Step 3: Build a Varied Weekly Menu
As I record a meal in the weekly menu, I correct the quantity on the list. I continue this every week until the freezer has become manageable again. I also happen to have most of the ingredients for the side dishes in the cabinets already. I try to vary the dishes so we don’t repeat something more than once every 2-3 months. It’s fairly unusual for us to have pork twice in one week, but I’ve been craving the pork sausage for a couple of weeks.

In addition to the freezer, you can also check the cabinets to see which ingredients you can use to work down that stockpile, too.

Sunday: White beans, 1 turkey sausage link, and mascarpone over pasta, walnut/gorgonzola salad
Monday: Salmon with brown sugar glaze, roasted red potatoes, cranberry/pecan salad
Tuesday: Pork chops, sautéed apples, walnut/gorgonzola salad
Wednesday: Chicken breast with homemade crème fraiche (uses up some of the cream in the fridge) over pasta, cranberry/pecan salad
Thursday: Pan-seared snapper, wild rice, feta/walnut salad
Friday: Spicy peanut chicken, white rice, potstickers, mandarin orange salad
Saturday: Pork sausage with onions and fennel, fried polenta with rosemary and onions, marinara, fresh mozzarella, feta/walnut salad

Obviously, this doesn’t come anywhere close to using up everything in the freezer. But I made a solid dent. I’ve managed to use:
4 chicken breasts
1 white beans
Snapper
Salmon
Mascarpone
1 turkey sausage link
Ground pork
2 pork chops
6 potstickers
Nuts
Marinara
Chicken broth

Next week, I’ll review this list again to use up the chicken thighs and breasts, more of the beans, 1 of the flank steaks, and the marinara sauce. I will have to buy fish next week because we eat fish twice a week. I expect it will take me another week after that to use up all of the proteins and start working down the broths.

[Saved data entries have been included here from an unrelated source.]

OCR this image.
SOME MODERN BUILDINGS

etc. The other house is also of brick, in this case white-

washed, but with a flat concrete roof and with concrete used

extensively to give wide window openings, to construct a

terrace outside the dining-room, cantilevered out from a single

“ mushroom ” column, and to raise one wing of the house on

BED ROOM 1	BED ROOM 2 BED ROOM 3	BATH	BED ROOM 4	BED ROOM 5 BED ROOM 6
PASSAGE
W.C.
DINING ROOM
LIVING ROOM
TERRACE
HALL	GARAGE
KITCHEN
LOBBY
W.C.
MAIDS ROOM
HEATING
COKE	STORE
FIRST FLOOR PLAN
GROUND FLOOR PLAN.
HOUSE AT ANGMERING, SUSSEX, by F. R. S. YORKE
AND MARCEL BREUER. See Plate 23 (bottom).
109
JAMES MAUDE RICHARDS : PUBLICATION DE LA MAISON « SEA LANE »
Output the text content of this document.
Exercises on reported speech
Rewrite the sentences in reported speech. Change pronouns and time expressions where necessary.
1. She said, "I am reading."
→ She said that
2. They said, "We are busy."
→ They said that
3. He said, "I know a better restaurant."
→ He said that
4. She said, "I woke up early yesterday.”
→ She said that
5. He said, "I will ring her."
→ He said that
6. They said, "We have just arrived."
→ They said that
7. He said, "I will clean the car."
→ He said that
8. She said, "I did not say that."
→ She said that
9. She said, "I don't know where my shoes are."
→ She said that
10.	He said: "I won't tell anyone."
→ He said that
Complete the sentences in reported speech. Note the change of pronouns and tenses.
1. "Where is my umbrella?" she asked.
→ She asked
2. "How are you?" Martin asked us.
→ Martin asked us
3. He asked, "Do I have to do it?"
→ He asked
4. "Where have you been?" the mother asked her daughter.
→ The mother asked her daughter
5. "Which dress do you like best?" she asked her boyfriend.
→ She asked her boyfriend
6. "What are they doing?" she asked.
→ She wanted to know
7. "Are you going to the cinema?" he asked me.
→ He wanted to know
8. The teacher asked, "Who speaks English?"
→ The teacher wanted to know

Step 3: Build Your Shopping List
Now that you have your menu and recipes, create a shopping list for the other ingredients you don’t have on hand. It should be a pretty short list, unless you also need to buy breakfast, lunch, or household items.

It takes a little extra time to do this process, but it keeps the freezer goods in rotation so you use them up before they go bad.

Do you stock up your freezer? How often do you work through it and what’s your strategy?